Dopo questi istanti – spiega la nota della Procura- non ci sono, al momento, ulteriori riprese che lo ritraggono dialogare o in compagnia di altre persone ovvero nei pressi di esercizi commerciali.
Le donne ‘camici bianchi’ della Sanità italiana ancora oggi sono spesso davanti ad un bivio, quello di dover scegliere tra famiglia e carriera. Accade soprattutto al Sud e la ragione sta essenzialmente nella mancanza di servizi a sostegno delle donne lavoratrici. A partire dalla disponibilità di asili aziendali: se ne contano solo 12 nel Meridione contro i 208 del Nord. E’ la realtà che emerge da un’indagine elaborata dal Gruppo Donne del sindacato della dirigenza medica e sanitaria Anaao-Assomed, coordinato dalla dottoressa Marlene Giugliano. “Al Sud le donne che lavorano nel Servizio sanitario nazionale devono scegliere tra famiglia e carriera e per le famiglie dei camici bianchi non c’è quasi nessun aiuto. Una situazione inaccettabile alla quale occorre porre rimedio”, denuncia il segretario regionale dell’Anaao-Assomed Campania Bruno Zuccarelli.

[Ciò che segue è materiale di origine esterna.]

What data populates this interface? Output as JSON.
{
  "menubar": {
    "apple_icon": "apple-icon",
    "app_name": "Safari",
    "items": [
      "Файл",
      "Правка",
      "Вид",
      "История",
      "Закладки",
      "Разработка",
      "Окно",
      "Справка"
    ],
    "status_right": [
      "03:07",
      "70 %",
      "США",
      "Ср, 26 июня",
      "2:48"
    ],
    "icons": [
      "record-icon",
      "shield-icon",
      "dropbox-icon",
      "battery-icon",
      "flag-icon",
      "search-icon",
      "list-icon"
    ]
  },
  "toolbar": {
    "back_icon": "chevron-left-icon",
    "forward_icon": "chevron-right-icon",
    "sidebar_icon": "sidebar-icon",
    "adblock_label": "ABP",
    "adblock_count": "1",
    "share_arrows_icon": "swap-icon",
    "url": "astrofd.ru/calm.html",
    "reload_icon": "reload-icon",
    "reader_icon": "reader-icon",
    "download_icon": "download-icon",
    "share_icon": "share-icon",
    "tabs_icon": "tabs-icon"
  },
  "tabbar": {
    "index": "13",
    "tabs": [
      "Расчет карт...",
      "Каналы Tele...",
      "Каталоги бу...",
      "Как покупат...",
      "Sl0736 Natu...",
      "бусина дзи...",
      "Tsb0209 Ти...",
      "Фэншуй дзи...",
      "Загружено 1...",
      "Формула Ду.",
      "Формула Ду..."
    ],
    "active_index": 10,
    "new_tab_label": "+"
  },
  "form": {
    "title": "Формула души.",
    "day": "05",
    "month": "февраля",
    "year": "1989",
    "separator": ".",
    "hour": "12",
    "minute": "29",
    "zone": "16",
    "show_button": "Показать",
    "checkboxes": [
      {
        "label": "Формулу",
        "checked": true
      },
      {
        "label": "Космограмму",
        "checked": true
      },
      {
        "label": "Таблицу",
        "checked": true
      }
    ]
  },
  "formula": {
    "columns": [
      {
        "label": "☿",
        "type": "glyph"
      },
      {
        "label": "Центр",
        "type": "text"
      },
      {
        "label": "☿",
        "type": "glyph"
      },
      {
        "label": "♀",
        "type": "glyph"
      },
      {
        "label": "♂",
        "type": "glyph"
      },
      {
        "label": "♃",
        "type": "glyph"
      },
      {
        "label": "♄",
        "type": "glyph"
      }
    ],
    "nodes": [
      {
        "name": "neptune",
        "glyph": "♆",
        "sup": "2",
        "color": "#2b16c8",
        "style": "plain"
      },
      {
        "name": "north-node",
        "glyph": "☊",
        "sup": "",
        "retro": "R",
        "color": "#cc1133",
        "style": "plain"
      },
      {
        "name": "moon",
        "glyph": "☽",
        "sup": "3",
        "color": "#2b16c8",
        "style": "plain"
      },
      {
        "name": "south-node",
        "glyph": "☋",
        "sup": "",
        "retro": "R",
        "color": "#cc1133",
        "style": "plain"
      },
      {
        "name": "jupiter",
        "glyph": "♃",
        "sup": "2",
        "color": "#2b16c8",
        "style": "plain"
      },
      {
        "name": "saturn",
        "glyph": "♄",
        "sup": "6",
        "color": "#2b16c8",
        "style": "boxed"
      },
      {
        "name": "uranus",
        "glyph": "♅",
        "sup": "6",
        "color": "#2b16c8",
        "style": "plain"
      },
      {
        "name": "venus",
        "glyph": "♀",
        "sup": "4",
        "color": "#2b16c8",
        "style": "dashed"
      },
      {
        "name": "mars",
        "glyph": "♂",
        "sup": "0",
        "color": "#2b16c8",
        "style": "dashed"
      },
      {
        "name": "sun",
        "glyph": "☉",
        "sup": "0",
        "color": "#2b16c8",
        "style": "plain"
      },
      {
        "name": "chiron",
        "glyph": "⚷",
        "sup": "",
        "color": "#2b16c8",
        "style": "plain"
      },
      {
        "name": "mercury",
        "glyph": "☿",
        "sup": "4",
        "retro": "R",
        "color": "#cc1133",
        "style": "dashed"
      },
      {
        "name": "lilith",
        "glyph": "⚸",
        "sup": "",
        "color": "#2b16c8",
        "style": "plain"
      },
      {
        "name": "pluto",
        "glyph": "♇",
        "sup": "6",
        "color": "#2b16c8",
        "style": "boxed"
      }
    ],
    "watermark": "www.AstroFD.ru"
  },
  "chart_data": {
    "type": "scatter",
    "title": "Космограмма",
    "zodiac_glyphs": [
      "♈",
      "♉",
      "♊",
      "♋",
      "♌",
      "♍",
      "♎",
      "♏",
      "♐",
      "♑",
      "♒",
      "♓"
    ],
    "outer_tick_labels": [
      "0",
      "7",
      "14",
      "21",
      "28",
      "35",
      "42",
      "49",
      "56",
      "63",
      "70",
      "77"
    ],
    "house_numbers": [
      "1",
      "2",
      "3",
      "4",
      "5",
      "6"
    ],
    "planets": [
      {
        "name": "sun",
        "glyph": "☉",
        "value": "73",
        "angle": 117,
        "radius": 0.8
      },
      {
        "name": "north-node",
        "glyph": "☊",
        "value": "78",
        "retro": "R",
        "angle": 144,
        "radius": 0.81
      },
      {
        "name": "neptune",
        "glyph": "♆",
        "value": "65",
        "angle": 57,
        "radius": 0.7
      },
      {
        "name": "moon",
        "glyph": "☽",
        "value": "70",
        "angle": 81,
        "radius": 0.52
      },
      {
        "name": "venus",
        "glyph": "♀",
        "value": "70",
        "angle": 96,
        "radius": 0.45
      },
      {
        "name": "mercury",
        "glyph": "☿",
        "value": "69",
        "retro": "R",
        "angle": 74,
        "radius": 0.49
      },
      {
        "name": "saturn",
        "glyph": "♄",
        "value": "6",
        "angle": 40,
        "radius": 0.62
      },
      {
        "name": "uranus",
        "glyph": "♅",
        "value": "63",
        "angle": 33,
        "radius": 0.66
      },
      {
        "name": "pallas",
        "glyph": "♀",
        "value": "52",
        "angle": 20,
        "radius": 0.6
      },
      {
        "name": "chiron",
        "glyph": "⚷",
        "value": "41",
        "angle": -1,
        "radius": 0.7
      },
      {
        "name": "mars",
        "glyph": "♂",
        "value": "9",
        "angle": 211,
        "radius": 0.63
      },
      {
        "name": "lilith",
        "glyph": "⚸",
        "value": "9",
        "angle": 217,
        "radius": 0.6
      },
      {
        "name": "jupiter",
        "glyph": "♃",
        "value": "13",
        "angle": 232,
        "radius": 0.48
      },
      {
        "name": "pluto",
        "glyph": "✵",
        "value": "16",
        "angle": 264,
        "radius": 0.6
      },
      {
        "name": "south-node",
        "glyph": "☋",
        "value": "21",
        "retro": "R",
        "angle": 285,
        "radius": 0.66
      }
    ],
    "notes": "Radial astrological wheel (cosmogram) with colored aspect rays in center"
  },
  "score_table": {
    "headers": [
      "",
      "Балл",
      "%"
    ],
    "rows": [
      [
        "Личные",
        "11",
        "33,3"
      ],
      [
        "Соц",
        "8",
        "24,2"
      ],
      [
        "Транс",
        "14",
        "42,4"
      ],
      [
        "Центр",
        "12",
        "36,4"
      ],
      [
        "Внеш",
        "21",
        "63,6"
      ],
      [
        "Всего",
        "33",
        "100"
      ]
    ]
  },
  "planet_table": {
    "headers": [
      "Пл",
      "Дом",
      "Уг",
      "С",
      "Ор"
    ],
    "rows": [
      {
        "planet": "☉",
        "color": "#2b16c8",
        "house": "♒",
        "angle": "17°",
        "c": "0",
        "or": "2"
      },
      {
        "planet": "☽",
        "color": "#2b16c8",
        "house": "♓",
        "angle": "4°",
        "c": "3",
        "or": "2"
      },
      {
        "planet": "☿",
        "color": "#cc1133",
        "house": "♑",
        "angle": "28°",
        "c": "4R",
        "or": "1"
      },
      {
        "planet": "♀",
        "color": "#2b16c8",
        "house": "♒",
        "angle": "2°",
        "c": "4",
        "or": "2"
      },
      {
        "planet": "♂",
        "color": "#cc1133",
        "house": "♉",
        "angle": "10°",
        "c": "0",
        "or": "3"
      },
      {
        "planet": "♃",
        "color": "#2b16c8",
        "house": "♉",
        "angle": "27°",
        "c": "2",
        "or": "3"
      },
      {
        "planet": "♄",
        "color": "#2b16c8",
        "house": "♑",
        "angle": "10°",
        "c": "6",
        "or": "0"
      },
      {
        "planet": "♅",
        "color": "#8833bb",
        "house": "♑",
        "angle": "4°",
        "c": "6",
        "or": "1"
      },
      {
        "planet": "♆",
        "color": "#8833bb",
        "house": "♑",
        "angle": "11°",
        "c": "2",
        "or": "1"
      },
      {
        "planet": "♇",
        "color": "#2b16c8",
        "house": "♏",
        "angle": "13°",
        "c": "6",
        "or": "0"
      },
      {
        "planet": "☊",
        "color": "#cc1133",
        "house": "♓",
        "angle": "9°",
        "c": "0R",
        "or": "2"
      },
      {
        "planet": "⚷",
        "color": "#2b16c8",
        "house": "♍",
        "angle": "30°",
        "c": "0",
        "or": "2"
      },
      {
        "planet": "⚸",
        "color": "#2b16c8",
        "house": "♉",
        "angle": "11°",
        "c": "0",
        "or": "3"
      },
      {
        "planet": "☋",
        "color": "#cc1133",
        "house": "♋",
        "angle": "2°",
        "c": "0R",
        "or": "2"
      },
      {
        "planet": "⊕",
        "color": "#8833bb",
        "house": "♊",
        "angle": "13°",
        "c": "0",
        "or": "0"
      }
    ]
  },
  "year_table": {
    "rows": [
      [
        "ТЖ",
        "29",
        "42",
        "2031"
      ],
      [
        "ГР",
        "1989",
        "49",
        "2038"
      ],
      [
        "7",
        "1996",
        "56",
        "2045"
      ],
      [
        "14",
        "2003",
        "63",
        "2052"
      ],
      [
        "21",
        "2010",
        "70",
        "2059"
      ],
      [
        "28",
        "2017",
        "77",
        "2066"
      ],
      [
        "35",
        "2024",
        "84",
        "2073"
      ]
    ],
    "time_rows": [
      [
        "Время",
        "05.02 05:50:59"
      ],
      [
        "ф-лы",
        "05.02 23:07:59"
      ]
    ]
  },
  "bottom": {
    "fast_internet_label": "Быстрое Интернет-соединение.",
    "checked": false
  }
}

Nelle strutture sanitarie italiane, afferma, “abbiamo 220 asili aziendali, di cui 208 sono al Nord (23 solo in Lombardia). In Campania gli asili nido su 16 aziende ospedaliere sono solo 2: Cardarelli e Azienda Ospedaliera Universitaria Federico II. Il Moscati di Avellino aveva un asilo nido che è stato chiuso con la pandemia e ad oggi il baby parking dell’Azienda Ospedaliera dei Colli è chiuso. Una condizione vergognosa e desolante”. Ma i dati raccolti dal sindacato dicono anche altro: se si guarda al personale del servizio sanitario nazionale, il 68% è costituito da donne, quasi 7 operatori su 10, con un forte sbilanciamento verso il Nord dove le donne sono il 76%, mentre al Sud solo il 50%. Un divario tra Nord e Sud, quello della sanità, che “si lega alle condizioni di difficoltà che le donne devono affrontare – aggiunge Giugliano – del resto in Campania il costo medio della retta mensile di un asilo è di 300 euro, con cifre che in alcuni casi arrivano anche a 600 euro.
E nella nostra regione c’è un posto in asili nido solo ogni 10 bambini”. Per questo le donne campane dell’Anaao chiedono di essere ascoltate dalle Istituzioni regionali, così come dalle Aziende ospedaliere e Sanitarie. Tre i punti chiave sui quali intervenire, sottolineano: “creazione di asili nido aziendali che rappresentano una forma di attenzione per le esigenze dei propri dipendenti e consentono una migliore conciliazione dei tempi casa-lavoro; sostituzione dei dirigenti in astensione obbligatoria per maternità o paternità e applicazione delle norme già esistenti, come flessibilità oraria; nomina, costituzione e funzionamento dei Comitati unici di garanzia”. Sono organismi che “prevedono compiti propositivi, consultivi e di verifica in materia di pari opportunità e di benessere organizzativo per contribuire all’ottimizzazione della produttività del lavoro pubblico, agevolando l’efficienza e l’efficacia delle prestazioni e favorendo l’affezione al lavoro, garantendo un ambiente lavorativo nel quale sia contrastata qualsiasi forma di discriminazione”, spiega Giugliano. In regioni come la Campania, “questi organismi hanno solo un ruolo formale, cosa – conclude l’esponente sindacale – che non siamo più disposte ad accettare”.